Escher created 24 woodcuts and, under the pseudonym A.E. Drijfhout, Hoogewerff wrote a Latin motto and a Dutch poem with every woodcut. In a long article about Escher’s work, published in the leading Dutch magazine Elseviers Geïllustreerd Maandschrift, Hoogewerff sang his praises about Escher. The article would mean a lot in his recognition as a graphic artist. The support he received gave Escher the boost he needed to continue. The book XXIV Emblemata – Dat zijn zinnebeelden was published in the summer of 1932, by publishing house C.A.J. van Dishoeck in Bussum.
Emblemata contains prints like Toadstool, Butterfly, Flint and Palm Tree.
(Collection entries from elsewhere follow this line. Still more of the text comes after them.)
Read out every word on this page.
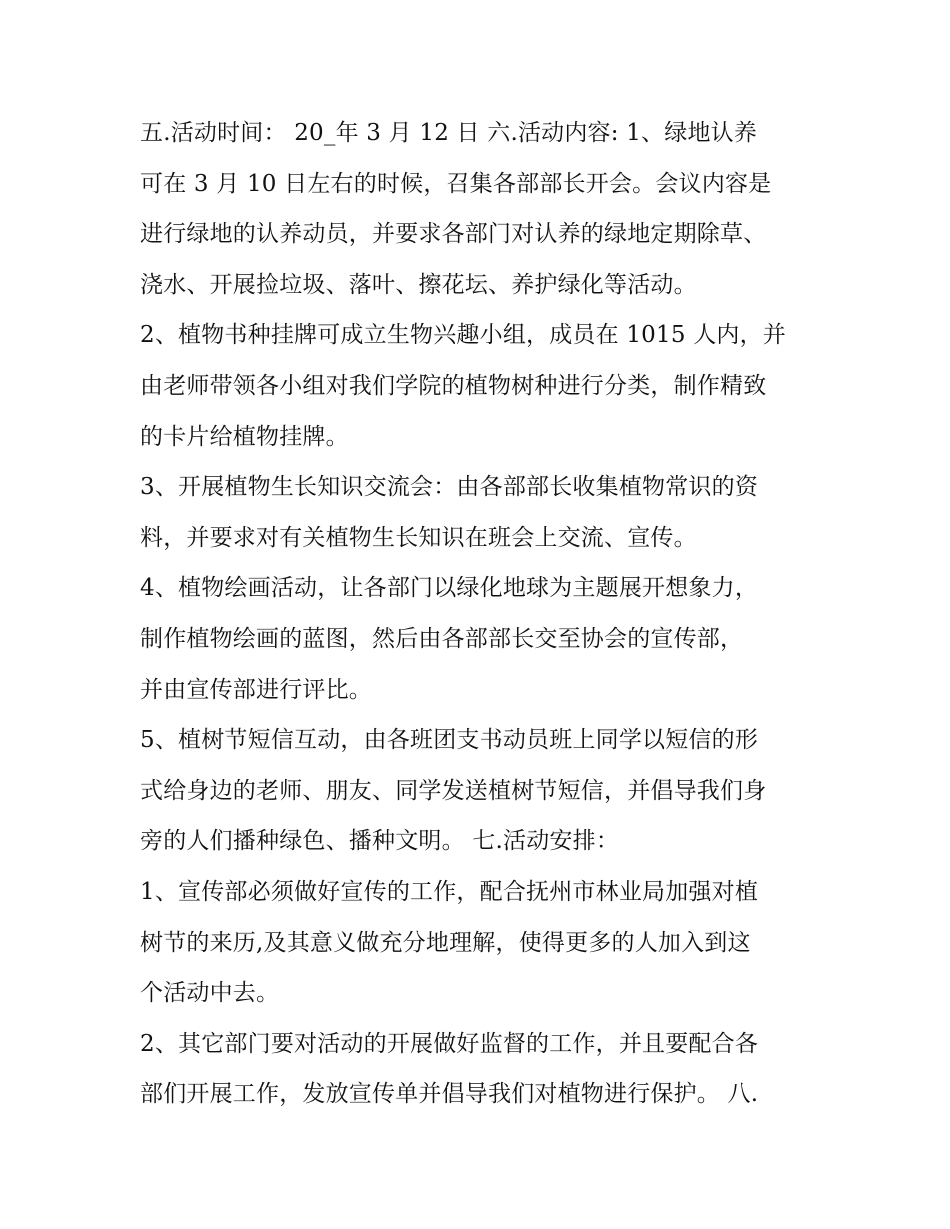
五.活动时间： 20_年 3 月 12 日 六.活动内容: 1、绿地认养
可在 3 月 10 日左右的时候，召集各部部长开会。会议内容是
进行绿地的认养动员，并要求各部门对认养的绿地定期除草、
浇水、开展捡垃圾、落叶、擦花坛、养护绿化等活动。
2、植物书种挂牌可成立生物兴趣小组，成员在 1015 人内，并
由老师带领各小组对我们学院的植物树种进行分类，制作精致
的卡片给植物挂牌。
3、开展植物生长知识交流会：由各部部长收集植物常识的资
料，并要求对有关植物生长知识在班会上交流、宣传。
4、植物绘画活动，让各部门以绿化地球为主题展开想象力，
制作植物绘画的蓝图，然后由各部部长交至协会的宣传部，
并由宣传部进行评比。
5、植树节短信互动，由各班团支书动员班上同学以短信的形
式给身边的老师、朋友、同学发送植树节短信，并倡导我们身
旁的人们播种绿色、播种文明。 七.活动安排：
1、宣传部必须做好宣传的工作，配合抚州市林业局加强对植
树节的来历,及其意义做充分地理解，使得更多的人加入到这
个活动中去。
2、其它部门要对活动的开展做好监督的工作，并且要配合各
部们开展工作，发放宣传单并倡导我们对植物进行保护。 八.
In these days before Christmas and in the run-up to the new year, we draw attention to another woodcut from the Emblemata series: Candle.
A single candle, almost burned out, shines in the dark. The only light comes from the flickering flame and the pattern that appears on the surface on which it stands. Escher subtly plays with dots and lines, making maximum use of the strong contrast that is possible in a woodcut. The poem that Hoogewerff wrote for it, goes as follows (translated from Dutch):
‘I am myself: a light, In me you find your fate. So be not blind to the truth, shining from my glow.’
The Latin motto is ‘Vivo! Anima trepidans in me absumitur’. In English this would roughly translate as: ‘I’m alive! A trembling soul is consumed within me’.
Incidentally, emblemata are characterized by the fact that the Latin motto, the Dutch poem and the image together form the meaning. The image is not an illustration, but a link between motto and poem. One cannot do without the other. It is up to the viewer to extract the meaning in his or her head from text and image. In order for his woodcuts to fulfill that bridging function, Escher had to look for recognizable images. Images that were given new meaning by the context, such as a flickering flame in the dark.